By normal I am guessing that you mean the main spillway. The main spillway starts flowing water at 813 feet. At levels near 813 feet the flow iams low, increasing with higher lake levels.

That diagram is a great summary of the situation, history, and risks!

40. ralfellisNew Member

The water will indeed weigh less, even if it retains the same mass. Think of an extreme example - an astronaut in orbit. If you go fast enough horizontally, you become weightless, but you will still have the same mass. It is not quite the same, but fluid will indeed exert less lateral pressure if it is flowing horizontally. (This is how a flow-rate is measured in pipes - if you measure the pressure drop in a venturi, you know the velocity and thus the flow rate.)

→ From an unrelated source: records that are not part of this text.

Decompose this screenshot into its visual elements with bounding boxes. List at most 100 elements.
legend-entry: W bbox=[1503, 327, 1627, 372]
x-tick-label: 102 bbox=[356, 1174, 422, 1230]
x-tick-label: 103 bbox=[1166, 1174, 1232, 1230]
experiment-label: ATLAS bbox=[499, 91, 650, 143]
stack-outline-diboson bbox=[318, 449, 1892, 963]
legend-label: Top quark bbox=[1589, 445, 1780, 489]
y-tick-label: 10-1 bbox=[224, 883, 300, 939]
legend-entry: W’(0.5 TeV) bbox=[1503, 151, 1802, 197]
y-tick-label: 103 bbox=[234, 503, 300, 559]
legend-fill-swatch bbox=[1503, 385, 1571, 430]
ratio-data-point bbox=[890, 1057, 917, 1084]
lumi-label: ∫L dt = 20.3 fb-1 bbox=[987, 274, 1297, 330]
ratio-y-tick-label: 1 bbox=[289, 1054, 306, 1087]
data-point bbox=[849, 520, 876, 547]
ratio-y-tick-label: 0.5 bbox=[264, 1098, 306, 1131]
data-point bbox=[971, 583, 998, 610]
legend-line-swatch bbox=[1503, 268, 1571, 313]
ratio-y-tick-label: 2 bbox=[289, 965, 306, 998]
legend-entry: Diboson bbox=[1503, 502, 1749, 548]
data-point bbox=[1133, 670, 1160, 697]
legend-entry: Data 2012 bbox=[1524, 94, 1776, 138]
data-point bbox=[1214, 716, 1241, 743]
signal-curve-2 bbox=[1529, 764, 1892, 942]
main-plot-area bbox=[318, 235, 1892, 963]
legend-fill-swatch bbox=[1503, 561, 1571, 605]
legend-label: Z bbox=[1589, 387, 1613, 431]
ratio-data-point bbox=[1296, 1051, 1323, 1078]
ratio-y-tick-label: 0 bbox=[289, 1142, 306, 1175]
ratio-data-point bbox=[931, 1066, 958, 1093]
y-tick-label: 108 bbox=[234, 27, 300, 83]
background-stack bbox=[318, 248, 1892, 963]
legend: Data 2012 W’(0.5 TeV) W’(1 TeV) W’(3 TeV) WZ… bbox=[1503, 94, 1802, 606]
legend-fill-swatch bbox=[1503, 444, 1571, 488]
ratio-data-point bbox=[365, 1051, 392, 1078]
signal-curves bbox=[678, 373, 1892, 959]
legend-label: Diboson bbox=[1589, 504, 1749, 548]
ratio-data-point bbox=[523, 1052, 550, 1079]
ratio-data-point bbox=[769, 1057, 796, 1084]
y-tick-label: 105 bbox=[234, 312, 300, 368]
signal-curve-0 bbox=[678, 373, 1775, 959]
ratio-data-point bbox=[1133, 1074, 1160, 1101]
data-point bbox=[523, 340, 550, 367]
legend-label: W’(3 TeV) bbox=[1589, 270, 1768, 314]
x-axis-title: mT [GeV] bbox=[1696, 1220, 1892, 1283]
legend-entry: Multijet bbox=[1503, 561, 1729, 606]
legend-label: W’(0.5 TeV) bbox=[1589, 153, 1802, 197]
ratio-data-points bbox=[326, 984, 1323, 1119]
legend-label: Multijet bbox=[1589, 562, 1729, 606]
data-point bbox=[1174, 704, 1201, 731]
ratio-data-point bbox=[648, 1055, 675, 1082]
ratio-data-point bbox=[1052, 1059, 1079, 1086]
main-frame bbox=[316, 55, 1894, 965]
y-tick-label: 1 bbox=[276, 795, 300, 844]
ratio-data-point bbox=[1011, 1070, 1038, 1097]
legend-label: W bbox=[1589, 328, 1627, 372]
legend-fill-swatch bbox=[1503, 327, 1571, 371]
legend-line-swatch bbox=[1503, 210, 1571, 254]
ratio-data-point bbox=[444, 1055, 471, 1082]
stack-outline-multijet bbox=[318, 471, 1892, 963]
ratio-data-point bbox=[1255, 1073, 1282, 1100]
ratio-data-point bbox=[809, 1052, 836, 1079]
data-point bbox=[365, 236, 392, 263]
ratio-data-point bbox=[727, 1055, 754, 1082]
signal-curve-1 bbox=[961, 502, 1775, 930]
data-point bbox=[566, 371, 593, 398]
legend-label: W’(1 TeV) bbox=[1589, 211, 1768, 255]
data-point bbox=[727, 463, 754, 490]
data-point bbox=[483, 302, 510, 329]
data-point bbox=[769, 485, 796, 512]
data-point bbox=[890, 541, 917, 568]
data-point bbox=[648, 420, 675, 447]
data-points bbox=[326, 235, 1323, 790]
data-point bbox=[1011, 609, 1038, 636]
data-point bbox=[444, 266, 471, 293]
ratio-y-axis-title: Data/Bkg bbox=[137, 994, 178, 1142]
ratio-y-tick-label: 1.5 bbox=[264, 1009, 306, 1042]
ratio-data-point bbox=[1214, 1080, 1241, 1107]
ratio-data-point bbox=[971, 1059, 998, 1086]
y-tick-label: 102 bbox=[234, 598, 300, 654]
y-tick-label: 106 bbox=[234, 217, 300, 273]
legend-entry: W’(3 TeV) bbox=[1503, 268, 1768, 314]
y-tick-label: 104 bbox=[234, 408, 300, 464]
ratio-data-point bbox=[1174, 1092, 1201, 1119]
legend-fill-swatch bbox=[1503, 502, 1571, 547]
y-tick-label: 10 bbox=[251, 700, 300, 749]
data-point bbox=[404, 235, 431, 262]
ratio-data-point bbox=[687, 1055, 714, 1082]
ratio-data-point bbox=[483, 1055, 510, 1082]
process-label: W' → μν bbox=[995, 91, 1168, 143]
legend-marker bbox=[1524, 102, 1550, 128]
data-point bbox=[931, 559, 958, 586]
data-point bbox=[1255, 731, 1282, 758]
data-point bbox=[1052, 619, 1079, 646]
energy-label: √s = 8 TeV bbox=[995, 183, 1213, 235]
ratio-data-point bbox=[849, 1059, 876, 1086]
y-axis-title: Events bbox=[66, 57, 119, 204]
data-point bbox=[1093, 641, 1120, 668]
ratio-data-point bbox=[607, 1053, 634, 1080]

Can this pressure drop overcome the weight of the water, as you ask? According to this calculator, the pressure drops can be significant. If you set the density to 1gm/cm3, and constrict the pipe to get about 8 m/s (30 km/hr) of flow in the venturi, the pressure drop is 400 mb. You would need a water depth of over 4m to counteract that pressure drop. So yes, it is likely that the water in the spillway was exerting less pressure on the spillway bed in comparison to the air or water pressure underneath the spillway - just as the air on the top of a B-747 wing will exert less pressure on the wing, in comparison to the air pressure underneath the wing. And despite the natural 'at rest' weight of the water in the spillway.